Can we find an example of a function $g\in {\rm L}^1(0,1)$ which satisfies: for arbitrary $1<p<+\infty$ and for arbitrary measurable subeset $A\subseteq (0,1)$ such that $\lambda(A)>0$ it holds that $g\notin {\rm L}^p(A)$? I am aware of the fact that we can construct ${\rm L}^1(0,1)$-functions which are nowhere bounded, i.e., $g\notin {\rm L}^{\infty}(A)$ for arbitrary measurable subeset $A\subseteq (0,1)$ such that $\lambda(A)>0$ (I can't recall the actual textbook where I read it), but I do not know if we can violate $p$-integrability everywhere and for every $p>1$.

Answer 1

No, the statement you say you read is false. (I suspect that what you actually read was that in some context there exists $f\in L^1$ such that there is no non-empty open set $A$ on which $f$ is bounded...)

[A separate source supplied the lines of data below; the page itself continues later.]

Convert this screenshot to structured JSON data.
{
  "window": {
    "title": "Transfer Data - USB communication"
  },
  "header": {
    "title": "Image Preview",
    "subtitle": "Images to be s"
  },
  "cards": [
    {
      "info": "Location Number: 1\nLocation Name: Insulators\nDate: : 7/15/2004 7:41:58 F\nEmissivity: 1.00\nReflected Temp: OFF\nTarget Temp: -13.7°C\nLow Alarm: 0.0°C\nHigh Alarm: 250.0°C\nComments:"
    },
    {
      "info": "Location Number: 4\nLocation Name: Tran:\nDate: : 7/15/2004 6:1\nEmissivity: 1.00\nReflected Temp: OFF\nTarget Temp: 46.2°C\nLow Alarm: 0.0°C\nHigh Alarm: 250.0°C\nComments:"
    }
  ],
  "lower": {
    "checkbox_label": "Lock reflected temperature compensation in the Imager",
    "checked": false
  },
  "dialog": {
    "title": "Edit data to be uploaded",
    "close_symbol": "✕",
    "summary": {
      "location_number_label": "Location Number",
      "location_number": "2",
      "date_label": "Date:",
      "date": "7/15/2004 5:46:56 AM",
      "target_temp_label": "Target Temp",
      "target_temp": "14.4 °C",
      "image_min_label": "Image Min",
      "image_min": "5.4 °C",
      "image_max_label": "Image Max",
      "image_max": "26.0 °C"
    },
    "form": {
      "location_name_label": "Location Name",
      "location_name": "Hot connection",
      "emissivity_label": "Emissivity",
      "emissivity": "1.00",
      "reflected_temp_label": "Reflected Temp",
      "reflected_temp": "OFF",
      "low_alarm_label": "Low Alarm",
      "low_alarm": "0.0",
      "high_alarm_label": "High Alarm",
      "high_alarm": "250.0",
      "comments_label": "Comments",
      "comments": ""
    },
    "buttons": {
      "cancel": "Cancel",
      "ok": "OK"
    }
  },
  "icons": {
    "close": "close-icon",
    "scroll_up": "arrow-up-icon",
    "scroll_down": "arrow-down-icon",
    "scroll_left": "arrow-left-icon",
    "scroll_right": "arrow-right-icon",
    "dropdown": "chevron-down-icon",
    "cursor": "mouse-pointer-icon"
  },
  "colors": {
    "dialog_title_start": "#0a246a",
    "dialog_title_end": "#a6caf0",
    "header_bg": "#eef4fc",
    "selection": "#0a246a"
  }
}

If $\mu(X)>0$ and $f\in L^1(\mu)$ then there exists $A$ with $\mu(A)>0$ such that $f$ is bounded on $A$.

(Of course if $\mu(X)=0$ there are no sets of positive measure to begin with, hence the restriction.)

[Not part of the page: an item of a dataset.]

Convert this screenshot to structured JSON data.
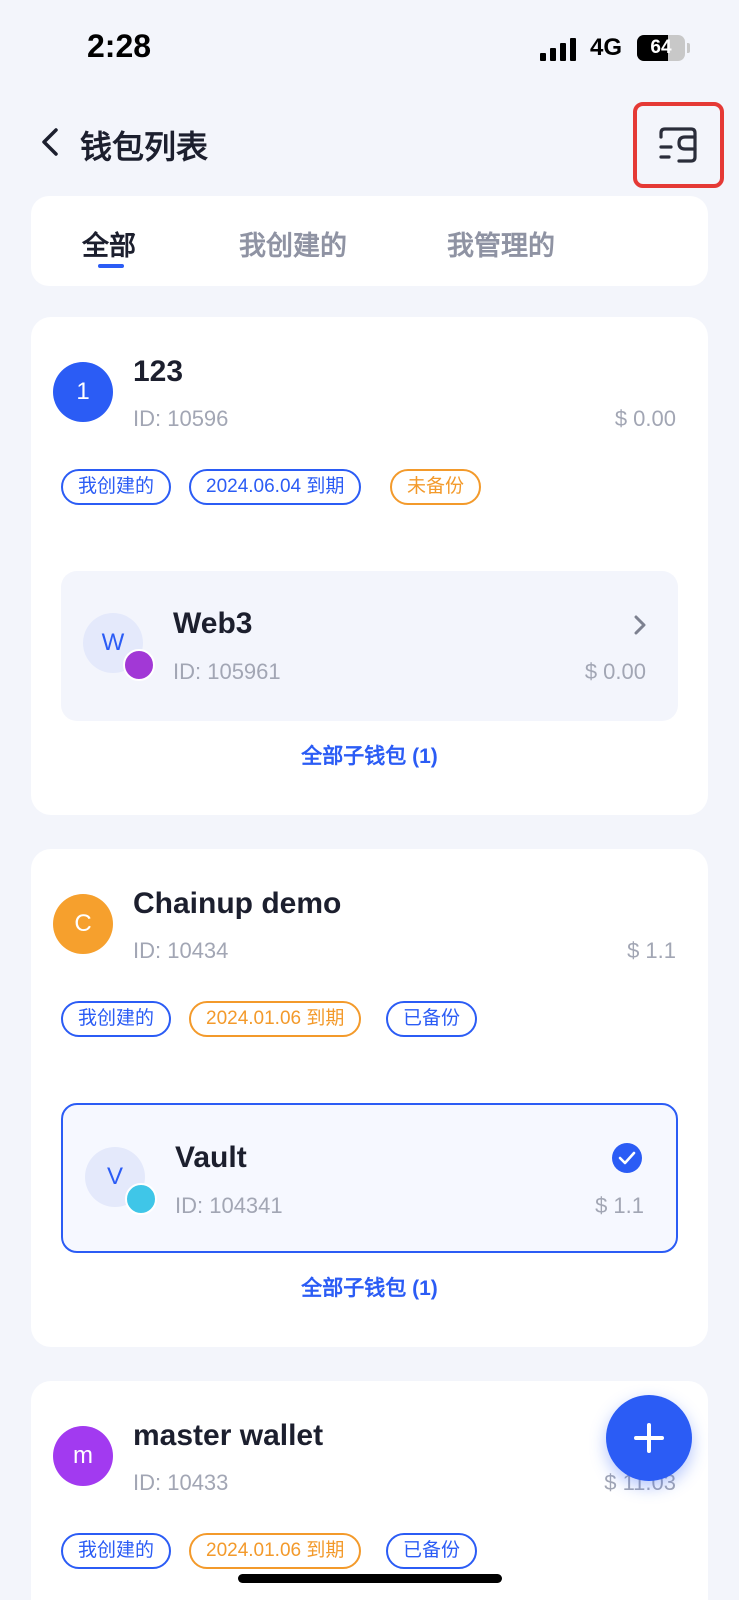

Proof: For $n=1,2\dots$ let $$A_n=\{x:|f(x)|\le n\}.$$We need to show that some $A_n$ has positive measure. If on the other hand $\mu(A_n)=0$ for every $n$ then for every $n$ we have $|f|>n$ almost everywhere, so $$\int|f|\,d\mu>n\mu(X).$$Hence $\int|f|=\infty$, contradiction.

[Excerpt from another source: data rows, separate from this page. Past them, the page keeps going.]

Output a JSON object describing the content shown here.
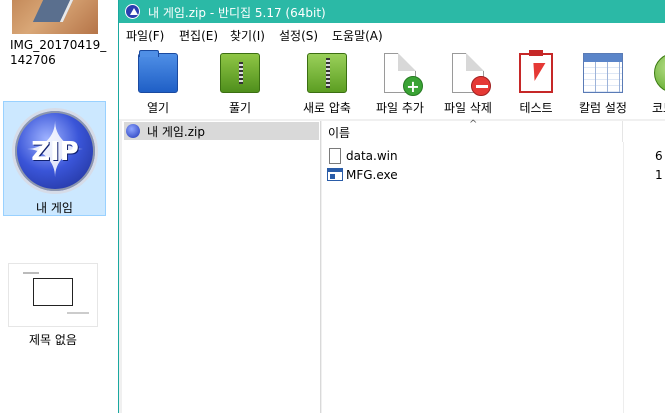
{
  "desktop": {
    "img_file_label_line1": "IMG_20170419_",
    "img_file_label_line2": "142706",
    "zip_icon_text": "ZIP",
    "zip_label": "내 게임",
    "untitled_label": "제목 없음"
  },
  "window": {
    "title": "내 게임.zip - 반디집 5.17 (64bit)",
    "accent_color": "#2bb9a6"
  },
  "menu": [
    {
      "label": "파일(F)"
    },
    {
      "label": "편집(E)"
    },
    {
      "label": "찾기(I)"
    },
    {
      "label": "설정(S)"
    },
    {
      "label": "도움말(A)"
    }
  ],
  "toolbar": [
    {
      "label": "열기",
      "icon": "folder-open-icon"
    },
    {
      "label": "풀기",
      "icon": "extract-icon"
    },
    {
      "label": "새로 압축",
      "icon": "new-archive-icon"
    },
    {
      "label": "파일 추가",
      "icon": "add-file-icon"
    },
    {
      "label": "파일 삭제",
      "icon": "delete-file-icon"
    },
    {
      "label": "테스트",
      "icon": "test-icon"
    },
    {
      "label": "칼럼 설정",
      "icon": "columns-icon"
    },
    {
      "label": "코드",
      "icon": "code-icon"
    }
  ],
  "tree": {
    "root_label": "내 게임.zip"
  },
  "list": {
    "name_header": "이름",
    "rows": [
      {
        "name": "data.win",
        "size": "6",
        "icon": "file-icon"
      },
      {
        "name": "MFG.exe",
        "size": "1",
        "icon": "exe-file-icon"
      }
    ]
  }
}
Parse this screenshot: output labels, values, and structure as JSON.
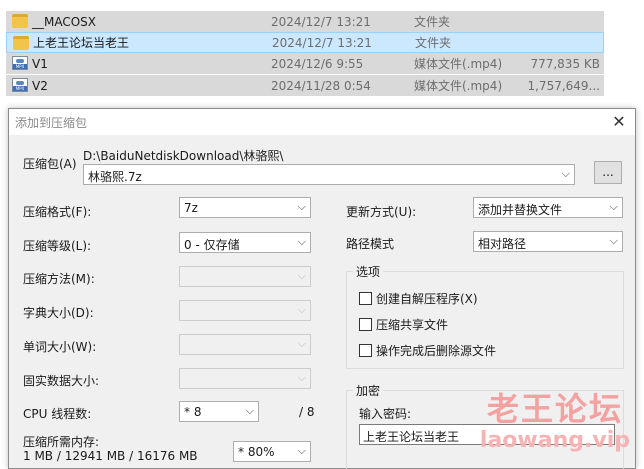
{
  "files": [
    {
      "name": "__MACOSX",
      "date": "2024/12/7 13:21",
      "type": "文件夹",
      "size": "",
      "icon": "folder-icon",
      "state": "gray"
    },
    {
      "name": "上老王论坛当老王",
      "date": "2024/12/7 13:21",
      "type": "文件夹",
      "size": "",
      "icon": "folder-icon",
      "state": "selected"
    },
    {
      "name": "V1",
      "date": "2024/12/6 9:55",
      "type": "媒体文件(.mp4)",
      "size": "777,835 KB",
      "icon": "mp4-file-icon",
      "state": "gray"
    },
    {
      "name": "V2",
      "date": "2024/11/28 0:54",
      "type": "媒体文件(.mp4)",
      "size": "1,757,649...",
      "icon": "mp4-file-icon",
      "state": "gray"
    }
  ],
  "dialog": {
    "title": "添加到压缩包",
    "close_glyph": "✕",
    "archive_label": "压缩包(A)",
    "archive_path": "D:\\BaiduNetdiskDownload\\林骆熙\\",
    "archive_name": "林骆熙.7z",
    "browse_label": "...",
    "left": {
      "format_label": "压缩格式(F):",
      "format_value": "7z",
      "level_label": "压缩等级(L):",
      "level_value": "0 - 仅存储",
      "method_label": "压缩方法(M):",
      "method_value": "",
      "dict_label": "字典大小(D):",
      "dict_value": "",
      "word_label": "单词大小(W):",
      "word_value": "",
      "solid_label": "固实数据大小:",
      "solid_value": "",
      "threads_label": "CPU 线程数:",
      "threads_value": "* 8",
      "threads_max": "/ 8",
      "memory_label": "压缩所需内存:",
      "memory_detail": "1 MB / 12941 MB / 16176 MB",
      "memory_value": "* 80%"
    },
    "right": {
      "update_label": "更新方式(U):",
      "update_value": "添加并替换文件",
      "path_label": "路径模式",
      "path_value": "相对路径",
      "options_title": "选项",
      "opt_sfx": "创建自解压程序(X)",
      "opt_shared": "压缩共享文件",
      "opt_delete": "操作完成后删除源文件",
      "encrypt_title": "加密",
      "password_label": "输入密码:",
      "password_value": "上老王论坛当老王"
    }
  },
  "watermark": {
    "line1": "老王论坛",
    "line2": "laowang.vip"
  },
  "colors": {
    "selected_row": "#cce8ff",
    "gray_row": "#d9d9d9",
    "dialog_bg": "#f0f0f0",
    "watermark": "#f3a1a1"
  }
}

There is an example of the sort you ask about for open sets instead of measurable sets. First concoct $g\in L^1(\Bbb R)$ such that for every $\delta>0$ and every $p>1$ you have $$\int_{-\delta}^\delta|g|^p=\infty.$$Now say $(x_n)$ is a countable dense set and let $$f(x)=\sum\frac1{n^2}g(x-x_n).$$Then $\int_A|f|^p=\infty$ for any non-empty open set $A$.